Symptoms of ocular rosacea include red or bloodshot eyes, a burning sensation in the eye and the sensation of a foreign object in the eye. In some cases, these symptoms are not that obvious and for that reason, ocular rosacea can go unnoticed for a long time.
Many people wear contact lenses and so do many people with rosacea. I used to wear soft (oxygen permeable) contact lenses daily since high school and continued to wear contact lenses long after I was first diagnosed with rosacea. I did go to my ophthalmologist every year for check-ups and everything seems fine for about 6 years.

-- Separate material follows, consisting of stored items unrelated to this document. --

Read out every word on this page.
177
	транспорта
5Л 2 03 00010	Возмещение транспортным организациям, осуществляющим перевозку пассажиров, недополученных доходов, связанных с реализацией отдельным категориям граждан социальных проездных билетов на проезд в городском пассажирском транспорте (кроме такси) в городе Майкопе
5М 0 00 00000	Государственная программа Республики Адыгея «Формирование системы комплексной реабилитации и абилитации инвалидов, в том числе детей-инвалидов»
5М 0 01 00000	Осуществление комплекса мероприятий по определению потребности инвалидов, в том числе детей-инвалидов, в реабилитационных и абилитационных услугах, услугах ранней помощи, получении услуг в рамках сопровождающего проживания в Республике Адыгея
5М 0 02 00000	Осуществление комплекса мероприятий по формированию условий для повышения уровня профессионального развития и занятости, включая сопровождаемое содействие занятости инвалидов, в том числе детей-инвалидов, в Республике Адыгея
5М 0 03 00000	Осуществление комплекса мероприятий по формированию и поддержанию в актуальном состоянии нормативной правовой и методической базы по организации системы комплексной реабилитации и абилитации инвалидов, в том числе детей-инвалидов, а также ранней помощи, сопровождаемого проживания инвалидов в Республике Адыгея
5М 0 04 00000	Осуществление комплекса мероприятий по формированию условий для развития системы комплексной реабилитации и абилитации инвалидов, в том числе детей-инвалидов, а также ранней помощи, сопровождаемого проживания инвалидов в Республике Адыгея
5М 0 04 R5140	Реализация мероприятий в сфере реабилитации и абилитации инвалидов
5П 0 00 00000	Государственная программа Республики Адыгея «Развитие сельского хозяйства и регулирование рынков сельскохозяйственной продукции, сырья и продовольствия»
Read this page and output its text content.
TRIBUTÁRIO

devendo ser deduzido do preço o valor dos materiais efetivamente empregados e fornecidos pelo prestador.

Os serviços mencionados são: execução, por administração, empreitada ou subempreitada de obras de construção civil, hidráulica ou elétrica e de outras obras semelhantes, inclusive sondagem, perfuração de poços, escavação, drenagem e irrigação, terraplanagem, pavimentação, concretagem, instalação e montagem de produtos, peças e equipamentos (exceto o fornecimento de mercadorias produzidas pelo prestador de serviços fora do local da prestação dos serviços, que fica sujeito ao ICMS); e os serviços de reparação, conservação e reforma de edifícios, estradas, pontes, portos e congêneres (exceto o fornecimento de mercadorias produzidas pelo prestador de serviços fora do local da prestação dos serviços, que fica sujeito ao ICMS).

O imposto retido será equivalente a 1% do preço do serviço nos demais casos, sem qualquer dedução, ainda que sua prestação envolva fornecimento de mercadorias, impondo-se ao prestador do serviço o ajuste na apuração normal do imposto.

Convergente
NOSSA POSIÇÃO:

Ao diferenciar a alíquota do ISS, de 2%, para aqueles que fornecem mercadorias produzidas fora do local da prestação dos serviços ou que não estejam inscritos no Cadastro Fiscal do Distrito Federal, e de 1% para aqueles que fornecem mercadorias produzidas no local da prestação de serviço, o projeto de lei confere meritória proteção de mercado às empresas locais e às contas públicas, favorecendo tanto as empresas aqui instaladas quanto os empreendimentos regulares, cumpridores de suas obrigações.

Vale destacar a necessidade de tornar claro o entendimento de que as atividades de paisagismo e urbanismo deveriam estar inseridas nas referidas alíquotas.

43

I never had any problems wearing contacts and I never had any problems with dry eyes.
Then, after about 6 years of successfully wearing contacts while I had rosacea, my ophthalmologist told me that he noticed a significant proliferation of capillaries within my eye. This “neovascularization” as it is officially called, can in some cases limit or obscure your vision. In order to protect my vision, my only option was to switch to wearing regular glasses on a daily basis and wear my contacts only during sports and perhaps on the weekends.
Although it has not been easy to switch to glasses (expensive, uncomfortable, less peripheral vision), I am glad I did it. On my yearly checkups with the ophthalmologist, I don’t show any signs of rampant proliferation of capillaries any more. I must admit that when you are working on the computer a lot, it is much more comfortable to wear glasses compared to contact lenses.
If you have rosacea and you happen to wear contact lenses on a daily basis, I would highly recommend seeing an ophthalmologist on a regular basis (at a minimum once every year). If your eyes are dry and uncomfortable, use over the counter eye drops. On days that you are wearing contact lenses, make sure that you use drops specifically marked for use with contact lenses.
However, since ocular rosacea affects about 60% of all rosacea patients at one time or another, and not all rosacea sufferers wear contact lenses or glasses, it is still important to have your eyes checked regularly, in particular since ocular rosacea can negatively affect your vision.